Les régulateurs reconnaissent que le combat est inégal. Un porte-parole de l’AFP a déclaré au Guardian que les taux de récupération des fonds restent « incroyablement faibles », en évoquant un cadre national de prévention des arnaques en cours d’élaboration qui obligerait les banques, les opérateurs télécoms et les plateformes numériques à renforcer la détection des arnaques basée sur l’IA. Des experts ont également appelé à la mise en place de systèmes de confirmation du bénéficiaire, de délais obligatoires sur les virements à haut risque et d’un contrôle plus strict des distributeurs automatiques de cryptomonnaies — des mesures visant moins à poursuivre les escrocs après coup qu’à ralentir la sortie de l’argent avant qu’il ne quitte le compte d’une victime.
FAQ
Combien d’arnaques en cryptomonnaies l’ASIC a-t-elle supprimées en FY26 ?
L’ASIC a supprimé 3 106 arnaques d’investissement en cryptomonnaies au cours de FY26, dans le cadre d’un total de plus de 19 400 démantèlements d’arnaques en ligne pour l’année — soit une augmentation de 182 % par rapport à l’exercice précédent.
Quel rôle l’IA joue-t-elle dans les arnaques en cryptomonnaies en Australie ?
Les criminels utilisent l’IA générative et des vidéos deepfake pour créer des plateformes frauduleuses convaincantes, de fausses recommandations de célébrités, une couverture médiatique fabriquée et des avis synthétiques, ce qui permet de faire paraître les opérations d’arnaque légitimes à grande échelle.

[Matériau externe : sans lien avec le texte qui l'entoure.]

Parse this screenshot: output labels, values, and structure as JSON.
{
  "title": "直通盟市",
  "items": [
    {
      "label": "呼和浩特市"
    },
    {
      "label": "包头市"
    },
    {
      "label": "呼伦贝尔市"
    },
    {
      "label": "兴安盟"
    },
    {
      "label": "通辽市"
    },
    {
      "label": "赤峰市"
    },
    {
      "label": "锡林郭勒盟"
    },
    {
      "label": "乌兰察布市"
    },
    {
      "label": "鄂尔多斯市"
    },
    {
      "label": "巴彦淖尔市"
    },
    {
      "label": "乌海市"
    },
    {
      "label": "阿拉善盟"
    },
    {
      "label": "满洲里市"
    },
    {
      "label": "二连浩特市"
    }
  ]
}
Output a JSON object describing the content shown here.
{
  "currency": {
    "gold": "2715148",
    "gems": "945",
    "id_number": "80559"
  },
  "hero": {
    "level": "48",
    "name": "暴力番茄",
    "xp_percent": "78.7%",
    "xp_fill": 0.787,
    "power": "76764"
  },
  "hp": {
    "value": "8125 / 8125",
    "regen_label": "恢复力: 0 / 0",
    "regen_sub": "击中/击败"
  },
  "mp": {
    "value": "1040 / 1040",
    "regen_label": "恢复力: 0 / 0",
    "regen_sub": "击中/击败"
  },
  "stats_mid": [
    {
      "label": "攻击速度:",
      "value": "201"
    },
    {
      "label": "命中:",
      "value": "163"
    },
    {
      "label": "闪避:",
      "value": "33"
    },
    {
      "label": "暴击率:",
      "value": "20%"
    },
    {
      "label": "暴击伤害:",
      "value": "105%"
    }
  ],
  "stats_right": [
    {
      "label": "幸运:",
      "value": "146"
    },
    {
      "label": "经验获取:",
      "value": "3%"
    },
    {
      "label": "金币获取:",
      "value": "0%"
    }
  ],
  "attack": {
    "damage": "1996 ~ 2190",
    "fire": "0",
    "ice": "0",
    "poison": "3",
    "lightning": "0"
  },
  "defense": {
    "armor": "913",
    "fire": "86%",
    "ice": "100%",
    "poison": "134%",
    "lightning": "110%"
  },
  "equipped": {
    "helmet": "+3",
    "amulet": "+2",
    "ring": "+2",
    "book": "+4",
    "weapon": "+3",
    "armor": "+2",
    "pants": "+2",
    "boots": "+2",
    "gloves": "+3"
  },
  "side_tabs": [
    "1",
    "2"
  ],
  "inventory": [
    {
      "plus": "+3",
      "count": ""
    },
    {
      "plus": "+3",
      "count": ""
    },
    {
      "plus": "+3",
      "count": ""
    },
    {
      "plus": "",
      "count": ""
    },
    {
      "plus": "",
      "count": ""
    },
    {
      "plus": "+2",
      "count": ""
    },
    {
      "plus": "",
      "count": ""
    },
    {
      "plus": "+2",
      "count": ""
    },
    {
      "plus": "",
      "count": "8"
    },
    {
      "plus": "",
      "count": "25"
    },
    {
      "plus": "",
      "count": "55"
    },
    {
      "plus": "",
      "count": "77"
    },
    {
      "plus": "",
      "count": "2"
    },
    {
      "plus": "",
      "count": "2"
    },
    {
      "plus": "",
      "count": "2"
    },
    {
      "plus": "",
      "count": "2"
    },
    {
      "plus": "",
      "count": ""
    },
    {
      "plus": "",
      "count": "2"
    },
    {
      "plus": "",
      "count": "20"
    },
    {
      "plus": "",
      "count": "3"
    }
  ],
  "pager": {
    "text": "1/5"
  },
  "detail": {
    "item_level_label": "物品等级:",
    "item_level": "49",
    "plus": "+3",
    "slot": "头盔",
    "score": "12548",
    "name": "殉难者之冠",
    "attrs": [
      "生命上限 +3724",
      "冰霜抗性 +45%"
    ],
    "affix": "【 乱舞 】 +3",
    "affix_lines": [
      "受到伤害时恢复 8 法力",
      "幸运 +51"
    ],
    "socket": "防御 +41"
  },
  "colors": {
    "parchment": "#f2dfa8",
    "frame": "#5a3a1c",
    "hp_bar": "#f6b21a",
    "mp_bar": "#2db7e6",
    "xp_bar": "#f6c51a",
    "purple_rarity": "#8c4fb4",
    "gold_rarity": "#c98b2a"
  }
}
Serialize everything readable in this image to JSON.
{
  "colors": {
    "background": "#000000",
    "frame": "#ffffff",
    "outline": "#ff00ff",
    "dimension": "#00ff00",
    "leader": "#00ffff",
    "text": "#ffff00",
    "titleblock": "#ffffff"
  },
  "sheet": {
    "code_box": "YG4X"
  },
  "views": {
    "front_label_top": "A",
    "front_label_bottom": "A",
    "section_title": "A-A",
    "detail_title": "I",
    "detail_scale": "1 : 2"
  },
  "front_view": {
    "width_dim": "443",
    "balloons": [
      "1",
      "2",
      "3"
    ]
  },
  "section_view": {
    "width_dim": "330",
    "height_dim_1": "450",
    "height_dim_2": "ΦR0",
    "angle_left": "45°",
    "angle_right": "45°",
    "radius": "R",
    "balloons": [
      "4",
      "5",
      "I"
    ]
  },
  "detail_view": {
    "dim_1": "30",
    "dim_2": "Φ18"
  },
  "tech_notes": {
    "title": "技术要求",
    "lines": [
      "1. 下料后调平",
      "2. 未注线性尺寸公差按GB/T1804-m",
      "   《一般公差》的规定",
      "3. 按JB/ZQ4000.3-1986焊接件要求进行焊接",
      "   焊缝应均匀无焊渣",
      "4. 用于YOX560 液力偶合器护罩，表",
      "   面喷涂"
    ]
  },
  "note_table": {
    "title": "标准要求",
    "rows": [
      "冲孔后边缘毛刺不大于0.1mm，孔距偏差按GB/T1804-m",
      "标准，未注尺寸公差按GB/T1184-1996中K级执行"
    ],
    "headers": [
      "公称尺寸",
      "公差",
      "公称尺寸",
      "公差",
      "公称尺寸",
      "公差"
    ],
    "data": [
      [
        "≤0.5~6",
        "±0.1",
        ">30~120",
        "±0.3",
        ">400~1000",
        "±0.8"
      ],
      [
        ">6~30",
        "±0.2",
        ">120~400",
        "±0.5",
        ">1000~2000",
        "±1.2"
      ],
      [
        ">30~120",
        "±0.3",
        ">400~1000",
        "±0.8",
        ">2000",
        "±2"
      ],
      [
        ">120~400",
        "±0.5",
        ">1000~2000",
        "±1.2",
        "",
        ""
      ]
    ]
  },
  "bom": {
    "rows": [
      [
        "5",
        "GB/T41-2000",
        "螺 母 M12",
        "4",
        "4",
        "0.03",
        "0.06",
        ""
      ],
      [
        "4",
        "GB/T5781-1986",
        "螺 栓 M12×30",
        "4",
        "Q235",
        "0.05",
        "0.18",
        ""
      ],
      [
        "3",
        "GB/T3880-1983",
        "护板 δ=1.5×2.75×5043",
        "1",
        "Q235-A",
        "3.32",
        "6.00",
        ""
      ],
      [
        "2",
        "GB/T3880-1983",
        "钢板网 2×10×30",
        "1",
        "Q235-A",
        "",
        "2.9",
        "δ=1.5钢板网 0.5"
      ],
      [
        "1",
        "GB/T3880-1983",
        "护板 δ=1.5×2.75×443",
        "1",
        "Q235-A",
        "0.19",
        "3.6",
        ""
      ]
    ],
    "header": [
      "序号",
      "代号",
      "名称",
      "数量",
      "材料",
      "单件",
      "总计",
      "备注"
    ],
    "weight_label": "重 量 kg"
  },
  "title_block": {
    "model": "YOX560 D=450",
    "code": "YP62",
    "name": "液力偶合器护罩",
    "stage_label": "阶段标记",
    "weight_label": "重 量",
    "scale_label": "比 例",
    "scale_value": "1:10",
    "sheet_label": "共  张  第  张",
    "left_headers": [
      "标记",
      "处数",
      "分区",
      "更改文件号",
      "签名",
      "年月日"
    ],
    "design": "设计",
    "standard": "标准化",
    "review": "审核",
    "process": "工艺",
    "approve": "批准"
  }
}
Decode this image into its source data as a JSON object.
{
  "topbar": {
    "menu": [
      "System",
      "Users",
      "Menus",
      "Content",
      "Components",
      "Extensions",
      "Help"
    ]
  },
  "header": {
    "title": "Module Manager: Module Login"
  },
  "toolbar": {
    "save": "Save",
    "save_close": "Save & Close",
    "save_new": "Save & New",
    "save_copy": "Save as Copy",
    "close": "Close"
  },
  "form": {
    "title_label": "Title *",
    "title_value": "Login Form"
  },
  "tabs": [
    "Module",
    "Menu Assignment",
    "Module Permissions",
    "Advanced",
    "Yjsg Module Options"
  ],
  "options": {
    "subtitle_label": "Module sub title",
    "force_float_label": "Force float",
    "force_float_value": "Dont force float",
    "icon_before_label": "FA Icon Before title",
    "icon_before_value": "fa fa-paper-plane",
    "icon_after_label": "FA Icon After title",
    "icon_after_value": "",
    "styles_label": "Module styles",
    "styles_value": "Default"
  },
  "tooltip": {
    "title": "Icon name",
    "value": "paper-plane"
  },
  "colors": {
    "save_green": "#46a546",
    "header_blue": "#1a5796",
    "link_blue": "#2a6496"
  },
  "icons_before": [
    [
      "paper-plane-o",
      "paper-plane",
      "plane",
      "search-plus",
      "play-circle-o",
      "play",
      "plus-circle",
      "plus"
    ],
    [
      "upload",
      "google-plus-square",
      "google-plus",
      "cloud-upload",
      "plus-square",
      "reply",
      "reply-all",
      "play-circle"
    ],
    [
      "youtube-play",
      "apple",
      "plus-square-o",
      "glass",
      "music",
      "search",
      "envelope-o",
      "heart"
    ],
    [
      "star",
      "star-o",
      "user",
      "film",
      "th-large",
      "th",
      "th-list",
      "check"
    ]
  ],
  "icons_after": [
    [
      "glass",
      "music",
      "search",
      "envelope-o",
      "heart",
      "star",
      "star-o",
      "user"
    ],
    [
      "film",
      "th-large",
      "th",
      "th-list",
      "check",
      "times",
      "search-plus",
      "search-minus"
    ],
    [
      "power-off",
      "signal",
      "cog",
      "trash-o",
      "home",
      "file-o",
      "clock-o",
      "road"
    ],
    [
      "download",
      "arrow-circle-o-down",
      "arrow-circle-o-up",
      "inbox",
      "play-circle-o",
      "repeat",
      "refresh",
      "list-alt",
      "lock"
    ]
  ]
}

Quels conseils l’ASIC donne-t-elle aux consommateurs pour éviter les arnaques crypto ?
L’ASIC recommande de vérifier de manière indépendante la licence d’un prestataire via ses registres officiels, de comparer les noms commerciaux et les coordonnées, et de consulter la MoneySmart Investor Alert List avant d’envoyer de l’argent ou des cryptomonnaies.
Quelles personnalités publiques sont couramment usurpées par les escrocs crypto ?
Le Premier ministre Anthony Albanese et les commentateurs financiers Tom Piotrowski et Alan Kohler figuraient parmi les personnalités les plus fréquemment usurpées en FY26, les arnaques liées aux dix noms les plus usurpés étant associées à plus de 7,4 millions A$ de pertes déclarées.